[arch-general] Unzip archive in which are multiple sub zip archiers?

Csányi Pál csanyipal at gmail.com
Mon Apr 20 12:27:12 UTC 2015


2015-04-17 23:38 GMT+02:00 Maarten de Vries <maarten at de-vri.es>:
>
> On 04/17/2015 10:57 PM, Christian Demsar wrote:
>>
>> I'll try to use the globbing. That's new to me.
>>
>> Is there anything else you saw that was odd? This is the first non-trivial
>> script I've written (recursion in bash!), so I'm not sure about the
>> placement of the functions, etc.
>
>
> At a second look, this check might also be a problem:
>
> if [ $zipFiles ]; then
>
> To be honest I'm not sure what bash will do with that when $zipFiles is an
> array. The check isn't really needed with an array since looping over an
> empty array won't do anything anyway. When you do need it you can get the
> number of elements in an array in bash with ${#array[@]} and test on that.
> Knowing how bash arrays work can be very useful in writing effective bash
> scripts. If you haven't yet I would recommend reading up on their specifics.
>
> In bash (and some other shells), you might also prefer [[ ]] for tests over
> [ ]. It is somewhat less confusing in some situations, but be aware that it
> is not POSIX. Then again, arrays aren't POSIX either. Just be sure to use a
> proper bash shebang and not #!/bin/sh when you're using bash features (you
> already did this, but it's important so I'm emphasizing ;) ).
>
> I also saw that you check for read permissions before trying to extract the
> zip file. It doesn't hurt, but it's generally better to just try doing what
> you want to do and detect errors by checking the exit code of programs you
> run. Otherwise you will likely forget to check for some uncommon error
> conditions.
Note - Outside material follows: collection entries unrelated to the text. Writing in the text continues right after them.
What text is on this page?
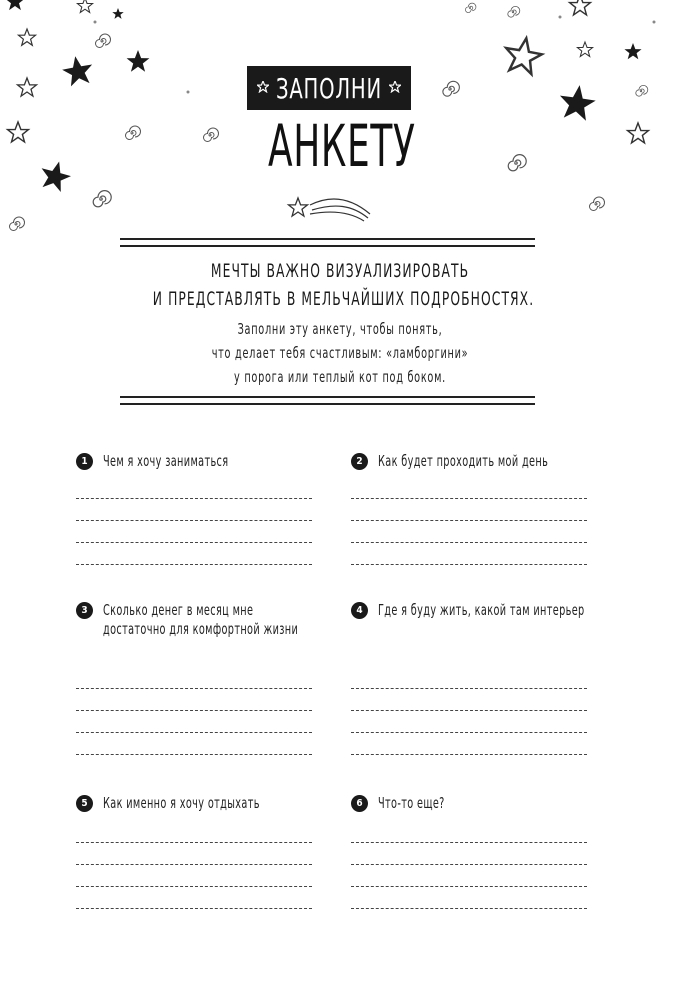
ЗАПОЛНИ
АНКЕТУ
МЕЧТЫ ВАЖНО ВИЗУАЛИЗИРОВАТЬ
И ПРЕДСТАВЛЯТЬ В МЕЛЬЧАЙШИХ ПОДРОБНОСТЯХ.
Заполни эту анкету, чтобы понять,
что делает тебя счастливым: «ламборгини»
у порога или теплый кот под боком.
1	Чем я хочу заниматься	2	Как будет проходить мой день
3	Сколько денег в месяц мне достаточно для комфортной жизни
4	Где я буду жить, какой там интерьер
5	Как именно я хочу отдыхать	6	Что-то еще?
In some cases it can even happen that the error conditions are
> not present when you test for them, but they are later when you try to
> extract the file (or do something else with it) because something or someone
> changed something in between.
>
>> Is there a way to declare the functions like in C? I couldn't figure that
>> out from the section on functions in Advanced Bash Scripting.
>
> If you mean first declare a function and define it later: no, you can't do
> that in bash. On the other hand, you can use a function B the body of
> function A before B is defined, as long as you don't call A until B is
> defined. So in general it doesn't really matter. For example, this will work
> fine:
>
>    foo() {
>         bar
>    }
>
>    bar() {
>         echo "Hello world!"
>    }
>
>    foo
>
>
> I hope my comments are useful. If not, feel free to ignore them ;)
>
> Regards,
> Maarten

Thank you all for help.
The script works, it can unzip archives recursively.